Department of Microbiology, Immunology, and Molecular Genetics, Molecular Biology Institute, Department of Obstetrics and Gynecology, and The David Geffen School of Medicine, Eli and Edythe Broad Center of Regenerative Medicine and Stem Cell Research, and The Howard Hughes Medical Institute, University of California, Los Angeles, CA 90095.

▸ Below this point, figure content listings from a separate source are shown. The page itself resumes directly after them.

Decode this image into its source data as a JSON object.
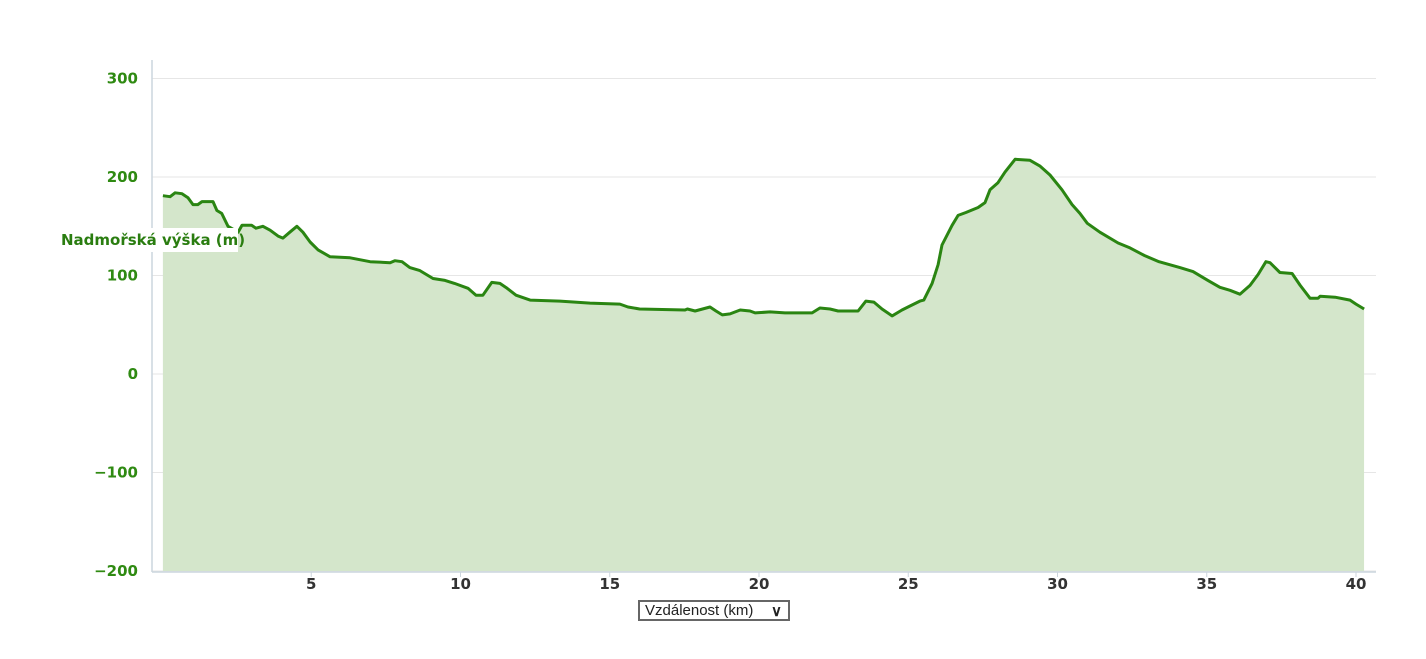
{
  "chart_data": {
    "type": "area",
    "title": "",
    "xlabel": "Vzdálenost (km)",
    "ylabel": "Nadmořská výška (m)",
    "xlim": [
      0,
      40.7
    ],
    "ylim": [
      -200,
      300
    ],
    "xticks": [
      5,
      10,
      15,
      20,
      25,
      30,
      35,
      40
    ],
    "yticks": [
      300,
      200,
      100,
      0,
      -100,
      -200
    ],
    "ytick_labels": [
      "300",
      "200",
      "100",
      "0",
      "−100",
      "−200"
    ],
    "grid": true,
    "colors": {
      "line": "#2a8512",
      "fill": "#d4e6cb",
      "ytick": "#2f8a12"
    },
    "x": [
      0.03,
      0.27,
      0.44,
      0.67,
      0.87,
      1.04,
      1.2,
      1.34,
      1.71,
      1.84,
      2.0,
      2.21,
      2.55,
      2.68,
      3.0,
      3.15,
      3.38,
      3.62,
      3.89,
      4.05,
      4.28,
      4.52,
      4.72,
      4.96,
      5.23,
      5.63,
      6.3,
      6.97,
      7.64,
      7.8,
      8.04,
      8.3,
      8.64,
      9.08,
      9.48,
      9.8,
      10.25,
      10.52,
      10.75,
      11.05,
      11.32,
      11.56,
      11.86,
      12.33,
      13.33,
      14.34,
      15.34,
      15.61,
      16.0,
      17.52,
      17.6,
      17.86,
      18.36,
      18.56,
      18.77,
      19.03,
      19.37,
      19.7,
      19.87,
      20.37,
      20.87,
      21.78,
      22.04,
      22.38,
      22.65,
      23.32,
      23.58,
      23.85,
      24.12,
      24.46,
      24.79,
      25.06,
      25.39,
      25.52,
      25.8,
      26.0,
      26.13,
      26.47,
      26.67,
      26.93,
      27.34,
      27.57,
      27.74,
      28.0,
      28.24,
      28.58,
      29.08,
      29.42,
      29.75,
      30.15,
      30.49,
      30.75,
      31.0,
      31.42,
      32.03,
      32.43,
      32.93,
      33.4,
      34.1,
      34.54,
      35.04,
      35.44,
      35.78,
      36.11,
      36.45,
      36.72,
      36.98,
      37.12,
      37.45,
      37.86,
      38.13,
      38.46,
      38.73,
      38.8,
      39.3,
      39.8,
      40.0,
      40.27
    ],
    "y": [
      181,
      180,
      184,
      183,
      179,
      172,
      172,
      175,
      175,
      166,
      163,
      150,
      144,
      151,
      151,
      148,
      150,
      146,
      140,
      138,
      144,
      150,
      144,
      134,
      126,
      119,
      118,
      114,
      113,
      115,
      114,
      108,
      105,
      97,
      95,
      92,
      87,
      80,
      80,
      93,
      92,
      87,
      80,
      75,
      74,
      72,
      71,
      68,
      66,
      65,
      66,
      64,
      68,
      64,
      60,
      61,
      65,
      64,
      62,
      63,
      62,
      62,
      67,
      66,
      64,
      64,
      74,
      73,
      66,
      59,
      65,
      69,
      74,
      75,
      92,
      111,
      131,
      151,
      161,
      164,
      169,
      174,
      187,
      194,
      205,
      218,
      217,
      211,
      202,
      187,
      172,
      163,
      153,
      144,
      133,
      128,
      120,
      114,
      108,
      104,
      95,
      88,
      85,
      81,
      90,
      101,
      114,
      113,
      103,
      102,
      90,
      77,
      77,
      79,
      78,
      75,
      71,
      66
    ]
  },
  "x_axis_selector": {
    "selected": "Vzdálenost (km)"
  }
}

Src family kinases (SFKs) are pleiotropic activators that are responsible for integrating signal transduction for multiple receptors that regulate cellular proliferation, invasion, and metastasis in a variety of human cancers. Independent groups have identified increased expression of individual SFK members during prostate cancer progression, raising the question of whether SFKs display functional equivalence. Here, we show that Src kinase, followed by Fyn kinase and then Lyn kinase, exhibit ranked tumorigenic potential during both paracrine-induced and cell-autonomous-initiated prostate cancer. This quantitative variation in transformation potential appears to be regulated in part by posttranslational palmitoylation. Our data indicate that development of inhibitors against specific SFK members could provide unique targeted therapeutic strategies.
Written by:
Cai H, Smith DA, Memarzadeh S, Lowell CA, Cooper JA, Witte ON. Are you the author?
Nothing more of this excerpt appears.